Now, be it understood that Thomas was too much in love with himself to be capable of loving any woman under the sun after a noble and true fashion. He did not love Lucy a great deal better than he loved Mary. Only Mary was an ordinary pretty blonde, and Lucy was dark, with great black eyes, and far more distinguished in appearance than Mary. Besides, she was poor, and that added greatly to the romance of the thing; for it made it quite noble in him to love her, and must make her look up to him with such deserved admiration, that—without reckoning the fact that the one was offered him, and the other only not forbidden because there was as yet no suspicion of his visits in Guild Court—there was positively no room to hesitate in choice between them. Still the preference was not strong enough to keep his heart from beating fast when he found the snow-storm had closed him in with Mary. He had sense enough, however, to turn at once in order to lead her back toward the road. But this was already a matter of difficulty, for there was no path where the storm found them, and with the gathering darkness the snow already hid the high road across the heath; so that the first question was in what direction to go to find it. They kept moving, however, Mary leaning a good deal on Tom's arm, and getting more and more frightened as no path came in view. Even Tom began to be anxious about what was to come of it, and although he did his best to comfort Mary, he soon found that, before the least suspicion of actual danger, the whole romance had vanished. And now the snow not only fell rapidly, but the wind blew it sharply in their faces, and blinded them yet more than merely with its darkness—not that this mattered much as to the finding the way, for that was all hap-hazard long ago.

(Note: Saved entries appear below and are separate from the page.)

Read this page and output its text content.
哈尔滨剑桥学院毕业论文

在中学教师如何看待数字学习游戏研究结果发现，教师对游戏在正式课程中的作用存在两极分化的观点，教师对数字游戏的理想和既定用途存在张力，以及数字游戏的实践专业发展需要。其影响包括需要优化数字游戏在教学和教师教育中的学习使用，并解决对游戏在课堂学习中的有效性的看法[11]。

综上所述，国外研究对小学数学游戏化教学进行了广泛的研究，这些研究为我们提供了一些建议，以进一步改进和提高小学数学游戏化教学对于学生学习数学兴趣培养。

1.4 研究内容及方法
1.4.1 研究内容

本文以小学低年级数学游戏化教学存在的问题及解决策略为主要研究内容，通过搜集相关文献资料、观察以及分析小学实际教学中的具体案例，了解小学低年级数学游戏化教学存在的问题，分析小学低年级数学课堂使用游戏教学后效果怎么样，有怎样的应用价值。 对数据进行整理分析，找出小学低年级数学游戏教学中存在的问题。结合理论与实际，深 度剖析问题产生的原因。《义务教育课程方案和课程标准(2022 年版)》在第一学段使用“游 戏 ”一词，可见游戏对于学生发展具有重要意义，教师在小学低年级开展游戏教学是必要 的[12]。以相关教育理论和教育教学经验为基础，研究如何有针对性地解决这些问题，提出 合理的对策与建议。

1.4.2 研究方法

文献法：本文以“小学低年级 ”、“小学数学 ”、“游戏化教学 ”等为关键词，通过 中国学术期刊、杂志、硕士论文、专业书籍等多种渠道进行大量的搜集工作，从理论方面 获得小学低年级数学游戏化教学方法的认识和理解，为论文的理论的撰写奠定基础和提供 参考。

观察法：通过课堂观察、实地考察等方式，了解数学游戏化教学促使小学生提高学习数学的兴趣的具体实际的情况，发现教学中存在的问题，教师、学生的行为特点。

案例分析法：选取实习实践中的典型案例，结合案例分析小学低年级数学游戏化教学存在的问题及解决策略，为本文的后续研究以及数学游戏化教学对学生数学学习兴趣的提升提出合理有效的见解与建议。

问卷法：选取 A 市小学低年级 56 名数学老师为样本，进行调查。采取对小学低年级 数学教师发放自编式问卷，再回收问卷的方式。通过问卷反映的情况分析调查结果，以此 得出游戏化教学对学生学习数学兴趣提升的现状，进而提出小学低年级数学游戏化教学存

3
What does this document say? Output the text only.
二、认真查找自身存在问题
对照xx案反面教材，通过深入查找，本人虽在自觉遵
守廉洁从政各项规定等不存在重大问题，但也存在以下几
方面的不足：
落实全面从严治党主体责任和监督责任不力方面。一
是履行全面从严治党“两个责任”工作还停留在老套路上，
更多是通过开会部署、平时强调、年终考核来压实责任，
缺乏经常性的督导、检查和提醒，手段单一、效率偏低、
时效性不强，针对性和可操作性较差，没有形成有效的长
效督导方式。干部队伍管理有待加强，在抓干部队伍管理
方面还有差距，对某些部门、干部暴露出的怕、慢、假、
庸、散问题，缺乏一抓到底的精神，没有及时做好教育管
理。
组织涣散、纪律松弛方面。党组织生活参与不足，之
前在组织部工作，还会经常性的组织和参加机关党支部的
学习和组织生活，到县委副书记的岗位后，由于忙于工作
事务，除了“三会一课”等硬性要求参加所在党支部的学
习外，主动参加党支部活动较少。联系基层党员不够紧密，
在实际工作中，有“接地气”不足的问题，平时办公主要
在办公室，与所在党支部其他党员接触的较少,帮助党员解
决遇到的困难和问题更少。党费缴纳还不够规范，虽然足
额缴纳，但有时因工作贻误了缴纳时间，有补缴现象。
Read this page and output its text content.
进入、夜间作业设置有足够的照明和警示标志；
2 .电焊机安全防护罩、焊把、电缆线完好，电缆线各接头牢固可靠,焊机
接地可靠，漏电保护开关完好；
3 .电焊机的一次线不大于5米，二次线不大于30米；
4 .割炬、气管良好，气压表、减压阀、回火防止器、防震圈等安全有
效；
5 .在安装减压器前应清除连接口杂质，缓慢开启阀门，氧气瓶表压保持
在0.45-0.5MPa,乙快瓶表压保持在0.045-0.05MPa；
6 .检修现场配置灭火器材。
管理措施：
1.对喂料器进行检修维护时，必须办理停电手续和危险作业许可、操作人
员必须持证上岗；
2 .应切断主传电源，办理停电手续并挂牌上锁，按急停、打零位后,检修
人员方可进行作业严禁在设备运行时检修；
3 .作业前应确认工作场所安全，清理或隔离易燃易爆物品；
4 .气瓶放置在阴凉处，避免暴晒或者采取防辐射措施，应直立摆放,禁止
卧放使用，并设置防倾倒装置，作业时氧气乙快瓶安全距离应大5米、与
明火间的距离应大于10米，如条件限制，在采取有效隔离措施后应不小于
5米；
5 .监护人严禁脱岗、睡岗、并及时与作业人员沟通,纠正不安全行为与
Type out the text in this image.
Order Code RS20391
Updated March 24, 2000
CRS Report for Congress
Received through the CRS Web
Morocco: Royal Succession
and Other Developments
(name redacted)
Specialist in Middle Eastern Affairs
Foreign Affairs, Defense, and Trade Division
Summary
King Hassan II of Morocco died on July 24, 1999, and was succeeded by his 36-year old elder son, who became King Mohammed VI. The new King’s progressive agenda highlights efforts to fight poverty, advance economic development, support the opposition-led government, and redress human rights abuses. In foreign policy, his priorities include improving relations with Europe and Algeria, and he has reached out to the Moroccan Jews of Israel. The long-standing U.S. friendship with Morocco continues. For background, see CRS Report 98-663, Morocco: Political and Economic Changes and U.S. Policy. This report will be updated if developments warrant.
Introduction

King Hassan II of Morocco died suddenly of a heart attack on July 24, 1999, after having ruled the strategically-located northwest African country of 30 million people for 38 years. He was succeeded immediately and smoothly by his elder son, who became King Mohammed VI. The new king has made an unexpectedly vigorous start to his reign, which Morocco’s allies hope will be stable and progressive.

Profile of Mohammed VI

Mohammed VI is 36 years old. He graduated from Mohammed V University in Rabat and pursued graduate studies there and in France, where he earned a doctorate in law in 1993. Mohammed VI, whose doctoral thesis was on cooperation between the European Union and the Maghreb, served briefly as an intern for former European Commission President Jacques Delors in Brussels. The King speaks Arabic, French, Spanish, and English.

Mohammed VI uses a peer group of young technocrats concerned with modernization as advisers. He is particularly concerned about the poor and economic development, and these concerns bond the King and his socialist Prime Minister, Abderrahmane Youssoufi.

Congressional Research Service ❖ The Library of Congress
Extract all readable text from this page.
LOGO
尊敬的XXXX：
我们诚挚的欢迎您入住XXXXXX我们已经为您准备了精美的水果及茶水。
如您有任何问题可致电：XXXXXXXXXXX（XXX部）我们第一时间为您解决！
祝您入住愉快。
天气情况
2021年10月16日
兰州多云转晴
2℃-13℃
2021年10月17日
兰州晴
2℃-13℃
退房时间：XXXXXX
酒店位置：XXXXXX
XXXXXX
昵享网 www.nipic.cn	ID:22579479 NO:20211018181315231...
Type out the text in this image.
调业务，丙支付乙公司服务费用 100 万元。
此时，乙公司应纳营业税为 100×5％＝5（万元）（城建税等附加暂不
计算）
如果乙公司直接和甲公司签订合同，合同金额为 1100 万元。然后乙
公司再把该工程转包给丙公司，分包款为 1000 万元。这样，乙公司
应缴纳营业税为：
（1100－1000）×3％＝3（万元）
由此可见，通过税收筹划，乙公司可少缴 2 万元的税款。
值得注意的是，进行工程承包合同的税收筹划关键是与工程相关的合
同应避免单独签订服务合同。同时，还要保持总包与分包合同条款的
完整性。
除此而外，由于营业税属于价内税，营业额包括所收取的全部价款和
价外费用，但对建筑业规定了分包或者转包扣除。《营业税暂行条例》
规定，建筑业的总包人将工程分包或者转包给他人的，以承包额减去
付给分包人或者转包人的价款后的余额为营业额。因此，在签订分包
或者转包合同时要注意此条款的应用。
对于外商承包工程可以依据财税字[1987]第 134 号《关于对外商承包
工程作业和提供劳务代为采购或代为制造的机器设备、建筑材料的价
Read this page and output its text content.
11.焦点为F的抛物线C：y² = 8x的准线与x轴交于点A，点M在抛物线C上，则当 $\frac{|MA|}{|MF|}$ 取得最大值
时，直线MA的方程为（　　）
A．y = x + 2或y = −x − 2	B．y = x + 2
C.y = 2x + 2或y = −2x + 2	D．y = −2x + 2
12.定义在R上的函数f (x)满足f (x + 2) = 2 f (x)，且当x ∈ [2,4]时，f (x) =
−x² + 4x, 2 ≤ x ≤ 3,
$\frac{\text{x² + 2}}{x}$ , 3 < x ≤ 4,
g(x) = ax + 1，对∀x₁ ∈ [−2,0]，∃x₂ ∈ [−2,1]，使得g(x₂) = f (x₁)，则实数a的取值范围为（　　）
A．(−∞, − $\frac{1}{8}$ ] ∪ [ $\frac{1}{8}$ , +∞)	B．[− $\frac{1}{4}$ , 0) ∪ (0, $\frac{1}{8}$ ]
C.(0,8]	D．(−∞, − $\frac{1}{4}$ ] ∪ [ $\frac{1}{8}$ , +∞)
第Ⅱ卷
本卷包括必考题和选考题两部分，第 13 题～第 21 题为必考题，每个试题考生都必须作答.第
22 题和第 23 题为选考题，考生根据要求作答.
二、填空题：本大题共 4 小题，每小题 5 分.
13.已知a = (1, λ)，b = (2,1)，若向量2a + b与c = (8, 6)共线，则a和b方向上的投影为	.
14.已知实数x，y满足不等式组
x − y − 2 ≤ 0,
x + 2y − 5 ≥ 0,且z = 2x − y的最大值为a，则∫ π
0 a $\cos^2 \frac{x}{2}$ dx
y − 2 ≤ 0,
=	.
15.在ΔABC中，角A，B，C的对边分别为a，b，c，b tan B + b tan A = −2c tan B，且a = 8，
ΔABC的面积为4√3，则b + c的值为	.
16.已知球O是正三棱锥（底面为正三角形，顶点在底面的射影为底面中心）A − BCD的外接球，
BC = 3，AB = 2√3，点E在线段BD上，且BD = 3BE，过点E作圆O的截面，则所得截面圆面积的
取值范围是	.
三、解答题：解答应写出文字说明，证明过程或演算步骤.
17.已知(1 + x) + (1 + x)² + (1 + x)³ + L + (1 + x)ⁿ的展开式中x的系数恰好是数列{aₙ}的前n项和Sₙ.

After wandering, probably in a circuitous fashion, for more than an hour, Mary burst out crying, and said she could not walk a step farther. She would have thrown herself down had not Tom prevented her. With the kindest encouragement—though he was really down-hearted himself—he persuaded her to climb a little hight near them, which with great difficulty she managed to do. From the top they saw a light, and descending the opposite side of the hill, found themselves in a road, where an empty cab stood by the door of a public-house. After trying to persuade Mary to have some refreshment, to which she refused to listen, insisting on being taken to her mother, Thomas succeeded in getting the cabman to drive them to the station. In the railway carriage, Mary lay like one dead, and although he took off both his coats to wrap about her, she seemed quite unconscious of the attention. It was with great difficulty that she reached her home; for there was no cab at the hackney station, and the streets were by this time nearly a foot deep in snow.